• What went wrong with the MLS Cup?

  • By Leander Schaerlaeckens | November 24, 2010 6:02:31 AM PST

As finales go, Sunday's MLS Cup final was an anti-climactic ending to what was an exciting 2010 MLS regular season and playoffs.

Here's what MLS got wrong:

1. Location: Staging the game in recent expansion cities is all well and good, but Toronto was a poor choice for a number of reasons. It was an awfully long way to travel for fans from almost any other MLS city. It was cold. It is a town enthralled by hockey -- and pretty much only hockey -- in the month of November. And, most importantly, it isn't the hometown of either participant. Staging the final in a neutral city is a quaint tradition that just doesn't work in MLS. It's hard enough to get fans to come to the stadium; don't make them spend many hundreds of dollars on travel to see their team in a final.

2. Fan experience: It will have escaped nobody that BMO Field was no more than 70 percent full for the bulk of the game, after dismayed Toronto fans allegedly protested their many grievances by walking out after kickoff or during halftime, depending on who you believe. It looked terrible. The lack of fans of the teams contesting the game was also glaring. Having been asked to travel either 1,225 miles from Dallas or 1,345 miles from Denver, few materialized. Worse still, those that did take the trouble were stowed away in bad seats -- in the upper deck on the outer corners of the end-line -- and on the same side, no less, giving them no chance to vocally go up against each other. That is, if there had been enough of them.

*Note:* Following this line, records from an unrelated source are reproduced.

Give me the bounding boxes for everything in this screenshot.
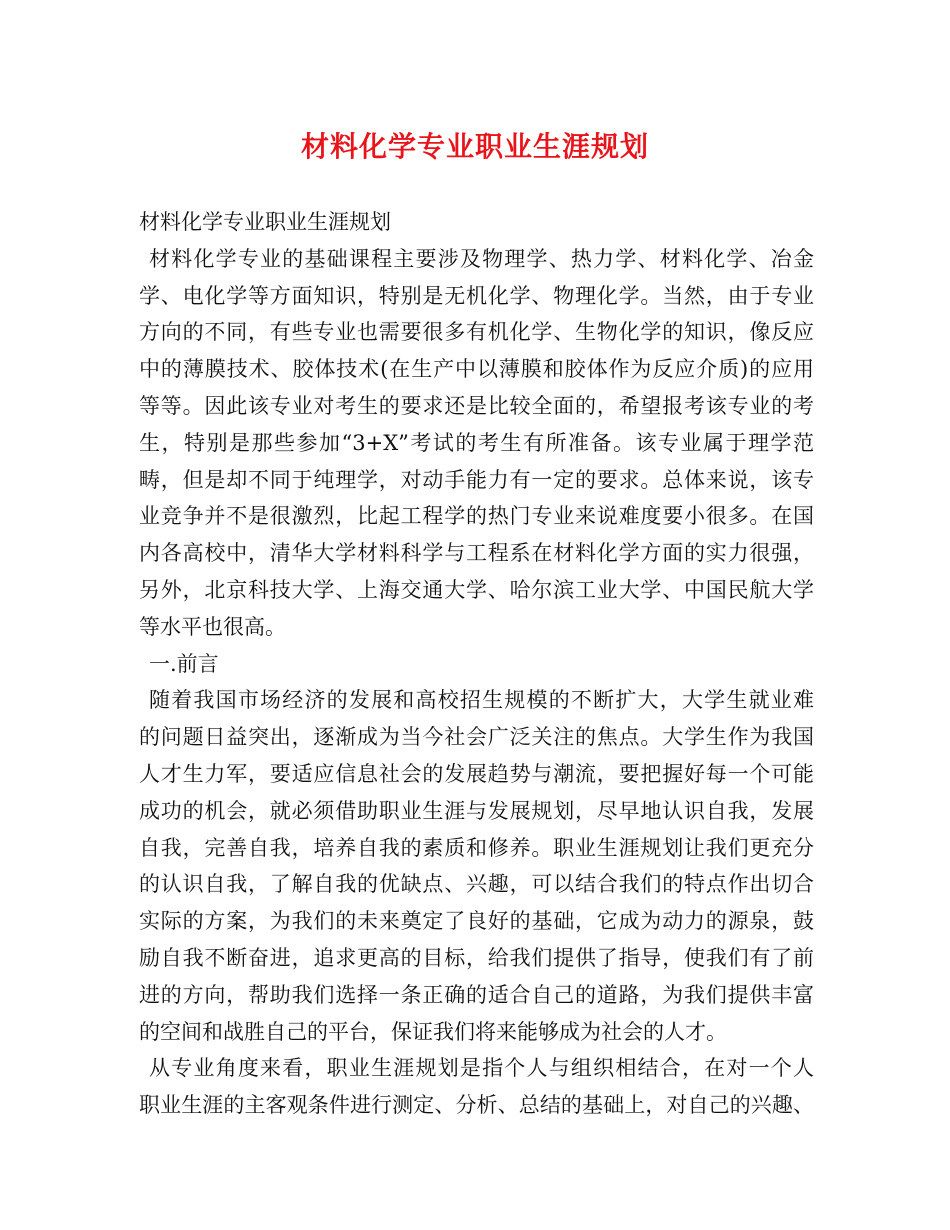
text-line: 励自我不断奋进，追求更高的目标，给我们提供了指导，使我们有了前 bbox=[139, 945, 814, 970]
text-line: 等等。因此该专业对考生的要求还是比较全面的，希望报考该专业的考 bbox=[139, 393, 814, 418]
text-line: 职业生涯的主客观条件进行测定、分析、总结的基础上，对自己的兴趣、 bbox=[139, 1093, 814, 1118]
text-line: 内各高校中，清华大学材料科学与工程系在材料化学方面的实力很强， bbox=[139, 541, 814, 566]
text-line: 实际的方案，为我们的未来奠定了良好的基础，它成为动力的源泉，鼓 bbox=[139, 909, 814, 934]
text-line: 的问题日益突出，逐渐成为当今社会广泛关注的焦点。大学生作为我国 bbox=[139, 725, 814, 750]
text-line: 的空间和战胜自己的平台，保证我们将来能够成为社会的人才。 bbox=[139, 1019, 727, 1044]
text-line: 等水平也很高。 bbox=[139, 614, 286, 639]
text-line: 进的方向，帮助我们选择一条正确的适合自己的道路，为我们提供丰富 bbox=[139, 982, 814, 1007]
text-line: 材料化学专业的基础课程主要涉及物理学、热力学、材料化学、冶金 bbox=[149, 246, 814, 271]
text-line: 随着我国市场经济的发展和高校招生规模的不断扩大，大学生就业难 bbox=[149, 688, 814, 713]
text-line: 业竞争并不是很激烈，比起工程学的热门专业来说难度要小很多。在国 bbox=[139, 504, 814, 529]
text-line: 畴，但是却不同于纯理学，对动手能力有一定的要求。总体来说，该专 bbox=[139, 467, 814, 492]
document-body bbox=[139, 204, 814, 1124]
document-title: 材料化学专业职业生涯规划 bbox=[300, 130, 649, 163]
text-line: 从专业角度来看，职业生涯规划是指个人与组织相结合，在对一个人 bbox=[149, 1056, 814, 1081]
text-line: 材料化学专业职业生涯规划 bbox=[139, 210, 391, 234]
text-line: 方向的不同，有些专业也需要很多有机化学、生物化学的知识，像反应 bbox=[139, 320, 814, 345]
text-line: 另外，北京科技大学、上海交通大学、哈尔滨工业大学、中国民航大学 bbox=[139, 577, 814, 602]
text-line: 生，特别是那些参加“3+X”考试的考生有所准备。该专业属于理学范 bbox=[139, 430, 814, 455]
text-line: 学、电化学等方面知识，特别是无机化学、物理化学。当然，由于专业 bbox=[139, 283, 814, 308]
text-line: 人才生力军，要适应信息社会的发展趋势与潮流，要把握好每一个可能 bbox=[139, 761, 814, 786]
text-line: 自我，完善自我，培养自我的素质和修养。职业生涯规划让我们更充分 bbox=[139, 835, 814, 860]
text-line: 成功的机会，就必须借助职业生涯与发展规划，尽早地认识自我，发展 bbox=[139, 798, 814, 823]
text-line: 中的薄膜技术、胶体技术(在生产中以薄膜和胶体作为反应介质)的应用 bbox=[139, 357, 814, 382]
text-line: 一.前言 bbox=[149, 651, 219, 676]
text-line: 的认识自我，了解自我的优缺点、兴趣，可以结合我们的特点作出切合 bbox=[139, 872, 814, 897]
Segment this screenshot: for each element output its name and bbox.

3. Timing: 9 p.m. ET on a Sunday night in November is not a smart time to hold a major final. The game is too late for children, the fans of the future, to watch. Plus, MLS had to compete with an NFL game. It's little surprise that in spite of being a hard-fought final, which offered up exciting, if qualitatively very poor soccer, the broadcast saw a 44 percent decline in television ratings from last year.

Commissioner Don Garber suggested before the game that this might be the last final at a neutral site, that the higher-seeded team might earn hosting honors in the future. That would be a most welcome development. So would a move to the middle of the work week, because let's not pretend this game is in any position to compete with Sunday Night Football or any other real prime time event.